Hi,
I am using visual studio 2012 and CUDA 8.0 on Windowns 10 PC.
The graphic card is gtx 1060.
When I tested a matrix transpose example in the CUDA samples directory,
I found that the performance is somewhat weird.
The output is as follows:
GPU Device 0: “GeForce GTX 1060” with compute capability 6.1
Device 0: “GeForce GTX 1060”
SM Capability 6.1 detected:
[GeForce GTX 1060] has 10 MP(s) x 128 (Cores/MP) = 1280 (Cores)

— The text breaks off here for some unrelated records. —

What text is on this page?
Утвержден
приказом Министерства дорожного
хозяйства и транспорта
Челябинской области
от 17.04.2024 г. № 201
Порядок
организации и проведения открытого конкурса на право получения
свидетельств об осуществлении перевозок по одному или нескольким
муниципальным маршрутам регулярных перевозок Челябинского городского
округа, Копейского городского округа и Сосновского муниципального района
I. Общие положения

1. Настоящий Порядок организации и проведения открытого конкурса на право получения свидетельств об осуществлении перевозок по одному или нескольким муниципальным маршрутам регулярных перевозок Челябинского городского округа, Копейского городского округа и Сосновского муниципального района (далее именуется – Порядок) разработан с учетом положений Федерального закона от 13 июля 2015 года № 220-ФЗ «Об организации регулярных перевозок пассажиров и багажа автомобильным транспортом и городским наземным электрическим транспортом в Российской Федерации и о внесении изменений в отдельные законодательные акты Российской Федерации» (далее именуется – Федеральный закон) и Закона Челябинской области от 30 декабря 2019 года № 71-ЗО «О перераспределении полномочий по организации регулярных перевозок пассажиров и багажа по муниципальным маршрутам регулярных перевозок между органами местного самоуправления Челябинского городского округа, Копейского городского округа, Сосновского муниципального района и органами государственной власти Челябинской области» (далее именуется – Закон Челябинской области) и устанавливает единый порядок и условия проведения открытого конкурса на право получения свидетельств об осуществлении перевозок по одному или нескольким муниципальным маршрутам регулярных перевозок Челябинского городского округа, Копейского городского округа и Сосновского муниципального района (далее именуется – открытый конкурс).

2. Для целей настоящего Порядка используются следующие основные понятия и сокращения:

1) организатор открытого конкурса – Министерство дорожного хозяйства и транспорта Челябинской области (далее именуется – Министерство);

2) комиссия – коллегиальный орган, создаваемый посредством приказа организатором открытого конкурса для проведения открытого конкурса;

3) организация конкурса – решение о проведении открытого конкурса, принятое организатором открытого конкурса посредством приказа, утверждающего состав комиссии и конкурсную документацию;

Compute performance scaling factor = 1.00
Matrix size: 1024x1024 (64x64 tiles), tile size: 16x16, block size: 16x16
transpose simple copy , Throughput = 16.6109 GB/s, Time = 0.47032 ms, Size = 1048576 fp32 elements, NumDevsUsed = 1, Workgroup = 256
transpose shared memory copy, Throughput = 16.9271 GB/s, Time = 0.46154 ms, Size = 1048576 fp32 elements, NumDevsUsed = 1, Workgroup = 256
transpose naive , Throughput = 20.0964 GB/s, Time = 0.38875 ms, Size = 1048576 fp32 elements, NumDevsUsed = 1, Workgroup = 256
transpose coalesced , Throughput = 12.4843 GB/s, Time = 0.62579 ms, Size = 1048576 fp32 elements, NumDevsUsed = 1, Workgroup = 256
transpose optimized , Throughput = 4.9152 GB/s, Time = 1.58944 ms, Size = 1048576 fp32 elements, NumDevsUsed = 1, Workgroup = 256
transpose coarse-grained , Throughput = 5.4218 GB/s, Time = 1.44093 ms, Size = 1048576 fp32 elements, NumDevsUsed = 1, Workgroup = 256
transpose fine-grained , Throughput = 6.5340 GB/s, Time = 1.19566 ms, Size = 1048576 fp32 elements, NumDevsUsed = 1, Workgroup = 256
transpose diagonal , Throughput = 4.9574 GB/s, Time = 1.57594 ms, Size = 1048576 fp32 elements, NumDevsUsed = 1, Workgroup = 256
Test passed
As far as I know, the “transpose naive” should show the worst throughput, but shows the best in the test.
Is there anyone who knows the reason and how to solve?